Look, Terry isn’t the greatest player in the world, and he was something of a misfit on the Hawks, but he was their best player and they essentially traded him for more cap space and what eventually turned out to be the 21st pick in last years draft. Cap space does have value, but too much of it, in a weak year can lead to paying good players like great ones, and marginal ones like good ones. Knight has done both. The draft pick didn’t even really help, as Knight used it to help him overpay said player.

3) Signed Speedy Claxton to a four year, 25 million contract.

Speedy’s, well, Speedy’s not so speedy any more. Age and leg injuries have taken something from his legs, and since he was a borderline starting point guard to begin with, he’s much better suited to the bench. Unfortunately, Knight’s paying him to start, for three more years.

2) Drafted Sheldon Williams with the fifth pick in the draft, three spots before Rudy Gay, two before Randy Foye, and one spot before 2007 NBA ROY Brandon Roy. Williams was a massive stretch at five, he played exactly as pundits thought he would, giving the Hawks a solid workmanlike rotation big man. That’s great if the very next player hadn’t been Roy. Again, Knight showed a complete lack of understanding of relative value and it cost his team. They should have just drafted Roy, but at worst they should have moved down to ninth before drafting a player nobody had near the top five.

1) Traded Boris Diaw, that Lakers pick, and their own number one (top three protected this year, unprotected next year) in a sign and trade for Joe Johnson.

This was a harebrained idea to begin with. For starters, Knight wanted Johnson to come be the Hawks point guard, which despite his gifted passing is something he was never going to be successful at, since he isn’t good at penetrating. Second, they surrendered a considerable amount of assets considering, 1) Johnson had already made it clear he didn’t want to return (and be the fourth wheel) to Phoenix, and 2) Phoenix wasn’t going to add a fourth ten plus million salary to their already top heavy roster. So, they overpaid to overpay Johnson. Which isn’t to say that Johnson isn’t a great player, because he is, but just because he rolled with Carmelo, LeBron and Dwayne Wade in Japan last summer doesn’t mean he actually rolls in their basketball class. He’s a very good shooter, who defends well, but isn’t great at creating his own shot or getting to the line. A salary of around 10 million would have been more in line with what he provides, 12 would have made sense given that the Hawks were terrible and terrible teams often have to overpay for talent. Instead Johnson is making an average of 14 million per, which means he’s the big enchilada, and the man on who’s shoulders the team’s poor results should rest. This deal sent the Hawks ownership group into an ugly power struggle that continues to handicap the franchise, making you wonder if Joe Johnson was worth all of that.
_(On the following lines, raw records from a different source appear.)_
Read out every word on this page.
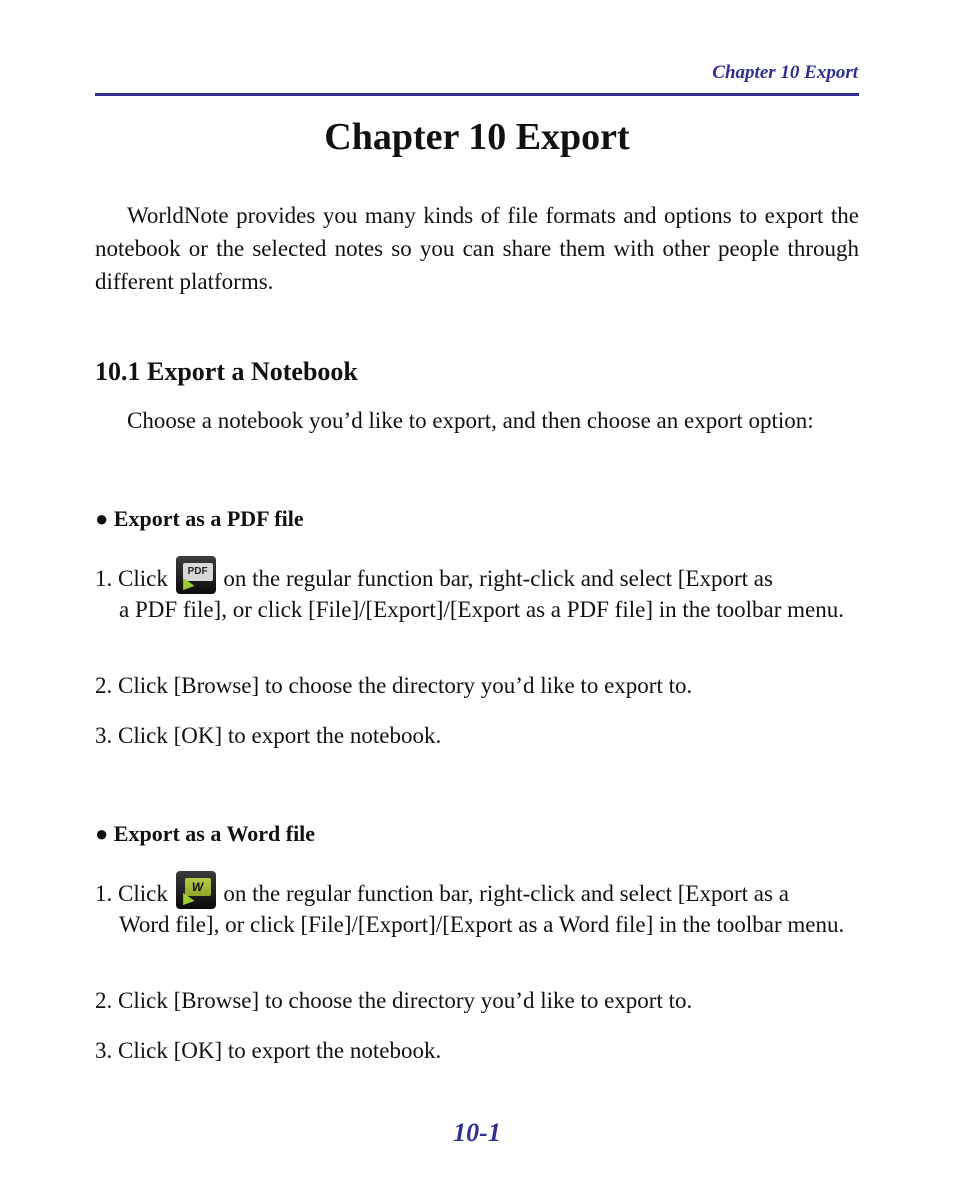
Chapter 10 Export
Chapter 10 Export
WorldNote provides you many kinds of file formats and options to export the notebook or the selected notes so you can share them with other people through different platforms.
10.1 Export a Notebook
Choose a notebook you’d like to export, and then choose an export option:
● Export as a PDF file
1. Click	PDF on the regular function bar, right-click and select [Export as
a PDF file], or click [File]/[Export]/[Export as a PDF file] in the toolbar menu.
2. Click [Browse] to choose the directory you’d like to export to.
3. Click [OK] to export the notebook.
● Export as a Word file
1. Click	W on the regular function bar, right-click and select [Export as a
Word file], or click [File]/[Export]/[Export as a Word file] in the toolbar menu.
2. Click [Browse] to choose the directory you’d like to export to.
3. Click [OK] to export the notebook.
10-1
Why does any of this matter? Because the East is so pathetic that with a competent offseason, not even a good one, but a competent one, the Hawks could put themselves in position to challenge for a playoff spot in the East. That in turn will lessen the effects of the Johnson trade (it doesn’t make it any better of a trade, it just would make the Hawks lucky it wasn’t worse), by keeping next year’s pick from being a lottery choice. It wont take a lot really, just some astute choices in this year’s draft, but then would you want Billy Knight making those decisions?